The age of the damned backswing and modus tollens

The Damned Backswing is a real phenomenon, but it need not be the last word; every thing that is taken away can be a cutting of the Vinedresser.

Since ninjutsu decided that it is better for a ninja to have real night vision, artificial light, even of fire, was treated as something that would quench natural night vision. But in our time the pure organic light of incandescent bulbs has been progressively phased out in favor of the plastic light of fluorescent bulbs, whose buzzing is a nuisance even to the blind. There are further steps away from the organic white of incandescent bulbs; LED lights offer a lunar white which is not helpful if you wish to pick out an outfit where the colors fit with each other instead of clashing; lunar white looks white but it provides a greyscale vision with colors barely discernible. (And is there a hint of the future in that lunar white light bulbs have no mercury and take a fraction of a CFL's power draw?) Once conservatives balked at the brightness of new (incandescent) light bulbs, offering vision comparable to sunlight at any time and any place. But the stern hand of a government that believes it knows better than us may be wielded by one who knows better than government. This One who knows better than government might use the pest of the fluorescent light to draw people to use the day as day and the night as the night. And that may be gain and not loss. We may lose the organic light of incandescent light sources to gain the Organic light of the Sun.

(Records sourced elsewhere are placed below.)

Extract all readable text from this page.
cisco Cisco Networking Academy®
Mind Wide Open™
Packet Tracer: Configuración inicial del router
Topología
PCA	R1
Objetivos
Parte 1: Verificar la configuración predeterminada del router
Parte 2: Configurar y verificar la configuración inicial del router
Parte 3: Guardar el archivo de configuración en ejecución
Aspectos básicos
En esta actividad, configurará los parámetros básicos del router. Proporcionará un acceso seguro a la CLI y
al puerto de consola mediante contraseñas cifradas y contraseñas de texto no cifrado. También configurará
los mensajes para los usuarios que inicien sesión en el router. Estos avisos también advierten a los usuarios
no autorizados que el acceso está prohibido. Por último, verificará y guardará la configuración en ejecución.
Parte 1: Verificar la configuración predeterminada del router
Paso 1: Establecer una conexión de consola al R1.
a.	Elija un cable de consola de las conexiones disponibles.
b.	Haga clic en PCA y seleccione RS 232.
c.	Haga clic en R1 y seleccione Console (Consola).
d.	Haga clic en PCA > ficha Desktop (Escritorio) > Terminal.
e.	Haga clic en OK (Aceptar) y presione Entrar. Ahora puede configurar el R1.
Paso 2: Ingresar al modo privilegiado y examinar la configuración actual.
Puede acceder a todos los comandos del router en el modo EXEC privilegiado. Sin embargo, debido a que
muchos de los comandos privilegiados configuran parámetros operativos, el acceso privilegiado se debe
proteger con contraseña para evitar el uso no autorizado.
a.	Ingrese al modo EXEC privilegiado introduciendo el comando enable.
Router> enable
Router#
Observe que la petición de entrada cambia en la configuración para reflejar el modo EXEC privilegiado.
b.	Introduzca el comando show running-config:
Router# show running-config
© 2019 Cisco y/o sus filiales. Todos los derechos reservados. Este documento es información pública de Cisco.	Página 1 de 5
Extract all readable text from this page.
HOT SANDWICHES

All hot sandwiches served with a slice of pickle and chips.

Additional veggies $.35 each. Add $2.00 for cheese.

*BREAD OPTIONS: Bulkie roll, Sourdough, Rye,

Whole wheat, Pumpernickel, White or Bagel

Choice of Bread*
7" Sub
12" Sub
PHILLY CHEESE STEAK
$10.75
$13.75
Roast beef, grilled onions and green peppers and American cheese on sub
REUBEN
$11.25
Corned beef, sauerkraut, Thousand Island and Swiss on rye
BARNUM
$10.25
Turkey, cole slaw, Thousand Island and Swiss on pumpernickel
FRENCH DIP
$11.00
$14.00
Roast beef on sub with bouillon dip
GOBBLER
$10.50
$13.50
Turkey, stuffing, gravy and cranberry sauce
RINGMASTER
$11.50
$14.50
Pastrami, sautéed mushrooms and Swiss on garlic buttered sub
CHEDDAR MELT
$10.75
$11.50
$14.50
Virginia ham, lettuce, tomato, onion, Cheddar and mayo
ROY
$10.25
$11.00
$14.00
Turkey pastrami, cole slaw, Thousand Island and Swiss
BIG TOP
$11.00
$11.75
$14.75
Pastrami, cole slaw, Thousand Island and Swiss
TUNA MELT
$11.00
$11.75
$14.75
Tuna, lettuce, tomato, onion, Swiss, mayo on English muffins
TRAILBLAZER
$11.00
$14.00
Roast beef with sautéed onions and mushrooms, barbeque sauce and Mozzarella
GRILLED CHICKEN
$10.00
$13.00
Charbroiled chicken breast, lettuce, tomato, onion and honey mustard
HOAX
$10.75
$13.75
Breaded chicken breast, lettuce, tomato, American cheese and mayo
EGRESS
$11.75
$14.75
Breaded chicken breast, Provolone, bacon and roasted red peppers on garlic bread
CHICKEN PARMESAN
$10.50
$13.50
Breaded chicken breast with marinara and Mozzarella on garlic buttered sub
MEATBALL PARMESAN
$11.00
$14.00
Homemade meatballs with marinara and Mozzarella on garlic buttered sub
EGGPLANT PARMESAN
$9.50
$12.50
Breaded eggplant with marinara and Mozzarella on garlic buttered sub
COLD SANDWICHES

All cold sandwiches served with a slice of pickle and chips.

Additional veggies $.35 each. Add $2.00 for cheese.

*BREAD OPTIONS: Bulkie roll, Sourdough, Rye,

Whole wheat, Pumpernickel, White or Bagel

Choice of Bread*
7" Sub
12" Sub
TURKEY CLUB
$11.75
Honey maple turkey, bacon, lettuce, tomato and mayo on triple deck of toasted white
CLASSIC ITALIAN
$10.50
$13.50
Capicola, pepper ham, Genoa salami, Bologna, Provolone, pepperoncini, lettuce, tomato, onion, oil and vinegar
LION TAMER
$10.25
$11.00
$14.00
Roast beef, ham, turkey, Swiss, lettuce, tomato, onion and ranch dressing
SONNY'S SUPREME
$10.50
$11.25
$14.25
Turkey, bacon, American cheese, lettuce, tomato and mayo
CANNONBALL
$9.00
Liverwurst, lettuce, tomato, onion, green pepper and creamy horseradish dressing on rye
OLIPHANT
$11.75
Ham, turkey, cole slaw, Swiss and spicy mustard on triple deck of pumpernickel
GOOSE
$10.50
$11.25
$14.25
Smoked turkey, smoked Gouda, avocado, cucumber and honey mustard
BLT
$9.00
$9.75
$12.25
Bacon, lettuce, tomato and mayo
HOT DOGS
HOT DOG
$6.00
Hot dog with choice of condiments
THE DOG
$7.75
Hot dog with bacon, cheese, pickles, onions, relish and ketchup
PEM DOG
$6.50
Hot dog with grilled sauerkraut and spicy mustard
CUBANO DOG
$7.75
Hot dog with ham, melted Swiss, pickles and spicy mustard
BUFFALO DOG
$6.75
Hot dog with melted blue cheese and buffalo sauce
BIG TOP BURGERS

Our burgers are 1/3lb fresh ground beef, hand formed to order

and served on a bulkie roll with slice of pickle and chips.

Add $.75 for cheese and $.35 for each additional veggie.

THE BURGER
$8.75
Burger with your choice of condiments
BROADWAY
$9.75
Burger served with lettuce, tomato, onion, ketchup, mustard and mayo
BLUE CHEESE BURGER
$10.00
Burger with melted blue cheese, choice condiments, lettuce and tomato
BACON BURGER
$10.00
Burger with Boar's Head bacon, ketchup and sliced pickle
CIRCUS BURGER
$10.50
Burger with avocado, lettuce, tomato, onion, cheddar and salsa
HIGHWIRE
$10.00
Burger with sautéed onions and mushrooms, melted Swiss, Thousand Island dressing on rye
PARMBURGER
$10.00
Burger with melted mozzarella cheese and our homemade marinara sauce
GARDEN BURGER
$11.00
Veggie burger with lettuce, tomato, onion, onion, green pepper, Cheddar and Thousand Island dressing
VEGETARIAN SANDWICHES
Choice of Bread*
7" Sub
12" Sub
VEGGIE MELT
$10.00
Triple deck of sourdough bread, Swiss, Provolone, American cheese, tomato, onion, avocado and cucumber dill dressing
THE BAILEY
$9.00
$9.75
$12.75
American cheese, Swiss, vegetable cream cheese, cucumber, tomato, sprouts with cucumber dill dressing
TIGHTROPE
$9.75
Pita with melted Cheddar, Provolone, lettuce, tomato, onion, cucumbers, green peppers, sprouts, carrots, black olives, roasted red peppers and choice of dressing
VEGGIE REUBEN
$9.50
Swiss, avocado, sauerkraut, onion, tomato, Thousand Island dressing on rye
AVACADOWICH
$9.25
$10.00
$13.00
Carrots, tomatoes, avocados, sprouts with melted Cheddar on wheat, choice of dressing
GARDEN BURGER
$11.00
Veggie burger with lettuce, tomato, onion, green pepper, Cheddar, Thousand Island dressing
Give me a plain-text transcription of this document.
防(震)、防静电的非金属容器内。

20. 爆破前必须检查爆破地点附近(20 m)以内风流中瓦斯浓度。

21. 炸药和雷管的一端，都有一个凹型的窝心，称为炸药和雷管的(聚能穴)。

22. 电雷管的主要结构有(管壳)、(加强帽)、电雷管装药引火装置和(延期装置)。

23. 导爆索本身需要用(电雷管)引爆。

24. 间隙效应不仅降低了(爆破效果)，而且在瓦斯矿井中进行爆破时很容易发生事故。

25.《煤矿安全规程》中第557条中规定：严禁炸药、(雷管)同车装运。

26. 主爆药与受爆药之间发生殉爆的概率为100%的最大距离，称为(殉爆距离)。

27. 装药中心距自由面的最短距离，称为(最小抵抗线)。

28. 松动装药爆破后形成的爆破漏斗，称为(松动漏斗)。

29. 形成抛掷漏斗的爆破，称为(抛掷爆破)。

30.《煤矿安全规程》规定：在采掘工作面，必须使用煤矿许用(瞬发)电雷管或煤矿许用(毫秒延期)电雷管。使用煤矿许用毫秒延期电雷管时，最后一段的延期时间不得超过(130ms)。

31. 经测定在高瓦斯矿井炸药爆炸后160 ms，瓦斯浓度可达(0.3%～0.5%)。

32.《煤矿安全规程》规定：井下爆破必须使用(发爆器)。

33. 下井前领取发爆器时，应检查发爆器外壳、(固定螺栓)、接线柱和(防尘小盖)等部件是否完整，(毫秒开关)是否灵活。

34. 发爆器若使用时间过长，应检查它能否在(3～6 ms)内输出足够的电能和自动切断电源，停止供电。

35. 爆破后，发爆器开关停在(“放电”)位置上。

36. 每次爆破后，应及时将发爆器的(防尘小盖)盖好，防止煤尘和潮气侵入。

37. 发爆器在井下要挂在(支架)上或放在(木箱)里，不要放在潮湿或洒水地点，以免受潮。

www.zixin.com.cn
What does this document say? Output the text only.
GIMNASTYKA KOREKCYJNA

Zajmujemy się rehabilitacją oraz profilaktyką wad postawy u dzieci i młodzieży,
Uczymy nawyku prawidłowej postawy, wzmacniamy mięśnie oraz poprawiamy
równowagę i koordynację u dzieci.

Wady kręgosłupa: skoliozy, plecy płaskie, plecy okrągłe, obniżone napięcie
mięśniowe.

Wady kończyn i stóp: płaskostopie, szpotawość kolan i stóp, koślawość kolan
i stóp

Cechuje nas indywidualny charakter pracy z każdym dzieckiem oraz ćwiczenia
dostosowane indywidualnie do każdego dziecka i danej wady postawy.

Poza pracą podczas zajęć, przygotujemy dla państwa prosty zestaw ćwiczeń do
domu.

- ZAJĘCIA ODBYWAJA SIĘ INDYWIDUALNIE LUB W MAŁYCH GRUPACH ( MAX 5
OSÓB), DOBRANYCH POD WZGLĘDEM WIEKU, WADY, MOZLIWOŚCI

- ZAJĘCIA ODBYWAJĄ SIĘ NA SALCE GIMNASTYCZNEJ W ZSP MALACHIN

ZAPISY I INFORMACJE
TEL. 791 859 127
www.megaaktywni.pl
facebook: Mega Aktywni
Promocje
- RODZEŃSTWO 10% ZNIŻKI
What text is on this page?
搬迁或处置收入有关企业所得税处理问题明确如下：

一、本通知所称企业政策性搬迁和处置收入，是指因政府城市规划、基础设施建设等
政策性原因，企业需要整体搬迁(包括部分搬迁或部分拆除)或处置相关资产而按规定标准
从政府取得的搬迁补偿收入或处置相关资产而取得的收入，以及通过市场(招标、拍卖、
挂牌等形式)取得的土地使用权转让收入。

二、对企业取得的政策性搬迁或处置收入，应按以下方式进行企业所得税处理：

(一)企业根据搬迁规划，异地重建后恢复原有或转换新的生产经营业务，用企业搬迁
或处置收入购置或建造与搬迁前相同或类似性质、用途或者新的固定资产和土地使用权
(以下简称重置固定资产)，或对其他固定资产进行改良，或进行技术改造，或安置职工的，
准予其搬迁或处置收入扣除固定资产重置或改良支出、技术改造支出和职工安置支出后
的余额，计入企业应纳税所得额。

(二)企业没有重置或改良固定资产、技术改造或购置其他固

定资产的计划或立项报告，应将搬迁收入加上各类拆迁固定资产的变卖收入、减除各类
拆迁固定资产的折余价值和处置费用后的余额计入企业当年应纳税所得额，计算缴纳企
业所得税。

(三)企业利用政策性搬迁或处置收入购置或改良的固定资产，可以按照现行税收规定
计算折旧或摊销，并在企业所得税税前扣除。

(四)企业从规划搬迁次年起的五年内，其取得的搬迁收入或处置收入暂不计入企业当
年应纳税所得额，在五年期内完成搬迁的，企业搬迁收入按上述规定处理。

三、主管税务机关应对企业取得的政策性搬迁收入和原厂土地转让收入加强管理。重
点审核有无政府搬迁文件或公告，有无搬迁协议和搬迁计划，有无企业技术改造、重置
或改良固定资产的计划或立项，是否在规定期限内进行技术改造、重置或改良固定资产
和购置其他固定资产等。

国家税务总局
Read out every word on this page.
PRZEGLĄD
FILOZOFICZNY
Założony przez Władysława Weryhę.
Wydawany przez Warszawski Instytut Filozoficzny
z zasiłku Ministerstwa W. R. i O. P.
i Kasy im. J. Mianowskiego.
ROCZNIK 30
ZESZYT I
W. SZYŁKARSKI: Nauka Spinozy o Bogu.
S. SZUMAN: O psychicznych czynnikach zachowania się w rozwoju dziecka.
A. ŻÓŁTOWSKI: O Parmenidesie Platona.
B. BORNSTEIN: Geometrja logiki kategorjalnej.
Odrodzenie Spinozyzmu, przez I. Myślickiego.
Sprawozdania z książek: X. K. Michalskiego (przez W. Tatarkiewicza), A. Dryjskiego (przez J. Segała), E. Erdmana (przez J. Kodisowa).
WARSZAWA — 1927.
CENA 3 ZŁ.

The many ages of modus ponens

Reading, on a doctor's advice, The Paleo Solution rumbled with a few implications. Probably the biggest change in perspective was that I viewed the New Testament as incredibly ancient, and the Old Testament as even more ancient. The Paleo Solution suggests that the most profound change in the time humans have been around has been the agricultural revolution, which took place after 99.5% of the time people have been around. While Genesis may place nomads alongside builders of cities, Exodus fairly clearly assumes the agricultural revolution has taken place. And even on purely secular grounds the New Testament exists in a closer-to-modern era. Historians may note that people in the U.S. made a very conscious technological decision to have roads connecting places. In the time of the New Testament, there were Roman roads which vastly outstrip any transportation technology in the Old Testament, and the spread of the New Testament, which includes letters to diverse cities, was partly affected by the Roman roads.

And all of that is to look without enlightenment at the Old and New Testaments as well-preserved signposts to where we are technologically today. But let us continue without enlightenment for a moment.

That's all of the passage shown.